Stare, restare, andare, scappare: le dimensioni psicologiche del viaggio
Con quale tipo di atteggiamento affrontiamo la vita, gli eventi in cui ci imbattiamo, le esperienze che ci capitano, le emozioni che ci attraversano? In questo articolo mi soffermo su come il nostro procedere può essere condizionato da una disposizione mentale di fondo, con cui rispondiamo alla vita.

La vita è caratterizzata dalla crescita e quindi dal passaggio da uno stadio fisiologico a quello successivo.
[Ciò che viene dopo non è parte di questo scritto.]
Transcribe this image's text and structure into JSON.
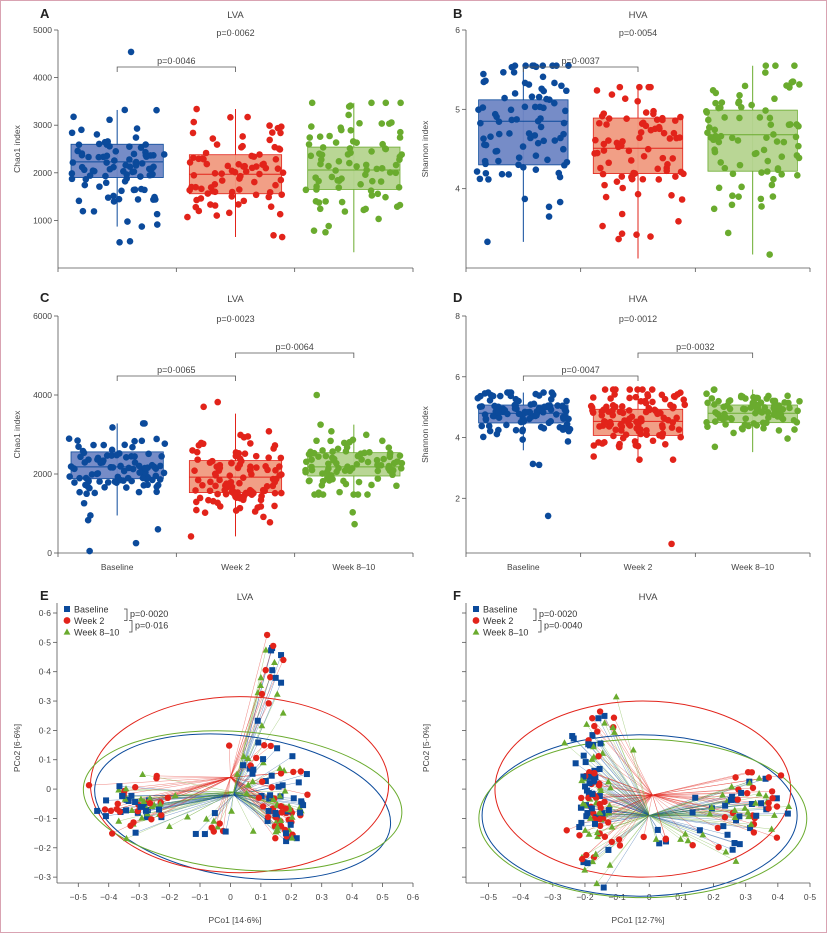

In tal senso, la nostra esistenza si può configurare come un continuo viaggio che comincia col formarsi delle nostre prime cellule e termina con l’estinguersi del nostro ultimo respiro.

Di pari passo con lo sviluppo fisiologico, anche la nostra psiche ci accompagna in questa avventura e le due crescite s’intersecano, condizionandosi in maniera assai più importante di quanto non sembri.

In questa sede, però, non intendo soffermarmi sull’influenza della psiche sul soma, ma piuttosto su una disposizione soggettiva che caratterizza il modo in cui partecipiamo alla evoluzione della nostra persona.

Stare

Lo stare è il permanere in una emozione/situazione/contesto ed è la dimensione primaria del vivere. “Stiamo”, propriamente, in tutte le fasi della nostra crescita, sia in senso fisiologico, che psicologico, che esperienziale.

“Stiamo” nella nostra infanzia, nella nostra fanciullezza, giovinezza, maturità, vecchiaia, così come stiamo nella nostra esperienza del momento/storia/avventura/emozione/situazione.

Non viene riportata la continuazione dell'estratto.